Is the scipy.stats.ks_2samp function supposed to take in raw data arrays or the ECDF of the data?

55 views Asked by At

I'm confused on how to use the scipy stat function ks_2samp. I have 2 samples of discrete data and want to see if they are significantly different. I have tried 3 things:

  1. directly input the raw data
  2. input the ecdfs of the data
  3. input pdf fit of the data

I'm getting different values each time and I do not know which is the right one and the right method. From the scipy.stats.ks_2samp documentation, it looks like data1 and data2 are raw data samples. But the Wikipedia page says that I need to input empirical data. I'm working with a huge dataset. Also, please suggest if there's any other method to achieve the same.

Following is my code snippet:

    import numpy as np 
    import matplotlib.pyplot as plt 
    import scipy.stats as ss 
    from scipy.stats import norm 
    import pandas as pd
        
    # x0 is a dataframe column
    
    mean0 = np.mean(x0) 
    std0 = np.std(x0) 
    pdf0 = ss.norm.pdf(x0.sort_values(), mean0, std0)
        
    mean1 = np.mean(x1) 
    std1 = np.std(x1) 
    pdf1 = ss.norm.pdf(x1.sort_values(), mean1, std1)
        
    def ecdf(x):
            xs = np.sort(x)
            ys = np.arange(1, len(xs)+1)/float(len(xs))
            return xs, ys
        
      
    xs0, ys0 = ecdf(x0) xs1, ys1 = ecdf(x0)
        
    rslt1=ss.ks_2samp(x0,x1) 
    rslt2=ss.ks_2samp(ys0,ys1) 
    rslt3=ss.ks_2samp(pdf0,pdf1)
        
        
    print(rslt1) 
    print(rslt2) 
    print(rslt3)
1

There are 1 answers

0
Matt Haberland On

scipy.stats.ks_2samp accepts raw samples. You do not need to do any fitting, parametric or non-parametric (e.g. ecdf), beforehand. So #1 of the things you tried and rslt1 of your code look valid.

One way you can confirm this is by repeatedly generating samples under the null hypothesis and checking the distribution of p-values.
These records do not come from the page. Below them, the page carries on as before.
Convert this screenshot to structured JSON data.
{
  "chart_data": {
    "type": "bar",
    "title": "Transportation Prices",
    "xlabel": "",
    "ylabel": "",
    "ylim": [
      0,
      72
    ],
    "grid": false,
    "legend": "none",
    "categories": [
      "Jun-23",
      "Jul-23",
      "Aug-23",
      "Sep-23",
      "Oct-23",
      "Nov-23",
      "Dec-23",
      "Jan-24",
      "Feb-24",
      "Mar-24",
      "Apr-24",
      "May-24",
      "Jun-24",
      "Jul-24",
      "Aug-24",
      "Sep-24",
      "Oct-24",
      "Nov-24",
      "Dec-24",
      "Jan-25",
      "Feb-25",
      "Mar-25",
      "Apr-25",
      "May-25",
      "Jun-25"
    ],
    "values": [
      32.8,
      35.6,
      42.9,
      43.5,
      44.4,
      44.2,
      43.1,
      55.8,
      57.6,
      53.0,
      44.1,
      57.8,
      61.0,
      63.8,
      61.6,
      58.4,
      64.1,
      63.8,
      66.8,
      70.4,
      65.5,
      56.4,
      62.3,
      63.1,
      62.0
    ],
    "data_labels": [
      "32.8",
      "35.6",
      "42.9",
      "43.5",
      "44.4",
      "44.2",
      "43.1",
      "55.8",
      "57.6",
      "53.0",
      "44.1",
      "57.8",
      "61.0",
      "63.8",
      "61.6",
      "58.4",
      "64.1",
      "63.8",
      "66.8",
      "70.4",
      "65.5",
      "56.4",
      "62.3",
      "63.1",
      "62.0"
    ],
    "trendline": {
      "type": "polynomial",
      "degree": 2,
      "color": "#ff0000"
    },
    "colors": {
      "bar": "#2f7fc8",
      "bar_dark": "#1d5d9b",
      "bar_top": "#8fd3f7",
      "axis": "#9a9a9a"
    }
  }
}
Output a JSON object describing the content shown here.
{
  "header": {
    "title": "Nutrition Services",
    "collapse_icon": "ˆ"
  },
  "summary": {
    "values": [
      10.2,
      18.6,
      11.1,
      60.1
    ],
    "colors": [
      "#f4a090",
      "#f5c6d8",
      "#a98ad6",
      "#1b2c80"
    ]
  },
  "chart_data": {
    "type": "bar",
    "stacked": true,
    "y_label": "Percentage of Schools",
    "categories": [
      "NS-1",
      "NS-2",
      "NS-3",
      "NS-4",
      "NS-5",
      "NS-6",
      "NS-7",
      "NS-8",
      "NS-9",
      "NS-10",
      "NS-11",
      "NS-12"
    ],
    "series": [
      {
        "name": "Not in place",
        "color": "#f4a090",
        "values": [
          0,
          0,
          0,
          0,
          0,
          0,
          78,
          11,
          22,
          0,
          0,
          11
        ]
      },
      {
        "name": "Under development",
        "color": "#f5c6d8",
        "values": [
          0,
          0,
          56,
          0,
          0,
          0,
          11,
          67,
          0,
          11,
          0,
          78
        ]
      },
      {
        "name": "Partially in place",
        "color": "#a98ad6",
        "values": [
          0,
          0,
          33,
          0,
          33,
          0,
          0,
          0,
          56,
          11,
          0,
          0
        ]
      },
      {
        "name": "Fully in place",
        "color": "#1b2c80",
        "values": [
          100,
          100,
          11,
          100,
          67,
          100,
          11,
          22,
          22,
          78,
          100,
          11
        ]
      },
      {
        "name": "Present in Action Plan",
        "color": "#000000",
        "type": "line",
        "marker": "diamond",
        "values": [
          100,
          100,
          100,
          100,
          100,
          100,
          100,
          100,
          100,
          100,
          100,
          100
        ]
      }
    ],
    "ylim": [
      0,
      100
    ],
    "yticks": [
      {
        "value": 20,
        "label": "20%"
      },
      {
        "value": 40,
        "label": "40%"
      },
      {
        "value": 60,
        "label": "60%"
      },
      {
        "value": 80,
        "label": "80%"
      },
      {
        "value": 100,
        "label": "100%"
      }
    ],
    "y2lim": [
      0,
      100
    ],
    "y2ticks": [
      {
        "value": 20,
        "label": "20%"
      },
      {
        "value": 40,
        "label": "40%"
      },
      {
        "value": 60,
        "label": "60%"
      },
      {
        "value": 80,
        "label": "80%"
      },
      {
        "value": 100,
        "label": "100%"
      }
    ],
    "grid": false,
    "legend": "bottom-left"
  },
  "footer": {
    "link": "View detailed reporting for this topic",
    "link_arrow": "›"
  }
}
Roughly speaking, they should be uniformly distributed (although there are some footnotes in the case of this test due to the discrete nature of the statistic).

import numpy as np
from scipy import stats
import matplotlib.pyplot as plt

rng = np.random.default_rng(459324692354693456)
pvals = []
for i in range(10000):
  x = rng.normal(size=500)
  y = rng.normal(size=500)
  res = stats.ks_2samp(x, y, method='asymp')
  pvals.append(res.pvalue)

res = stats.ecdf(pvals)
res.cdf.plot()
plt.plot([0, 1], [0, 1])
plt.title("ECDF of p-values under H0")
plt.xlabel("p-value")
plt.ylabel("Empirical CDF")
plt.legend(["ECDF", "Expected"])

ECDF of p-values under H0

If you were to pre-process the data according to ideas #2 or #3, the distribution of p-values would not be as expected.

Other tests of the null hypothesis that the two samples were drawn from the same distribution are scipy.stats.cramervonmises_2samp, scipy.stats.anderson_ksamp, and scipy.stats.epps_singleton_2samp. The last two do not assume the underlying distribution is continuous.

There are many other independent sample tests that may be more sensitive to specific deviations, but these are the ones that are most similar in usage to Kolmogorov-Smirnov.

Note that there is also a scipy.stats.ecdf as of SciPy 1.11.0, and if you know what distribution you want to fit, you can use the distribution's fit method or scipy.stats.fit.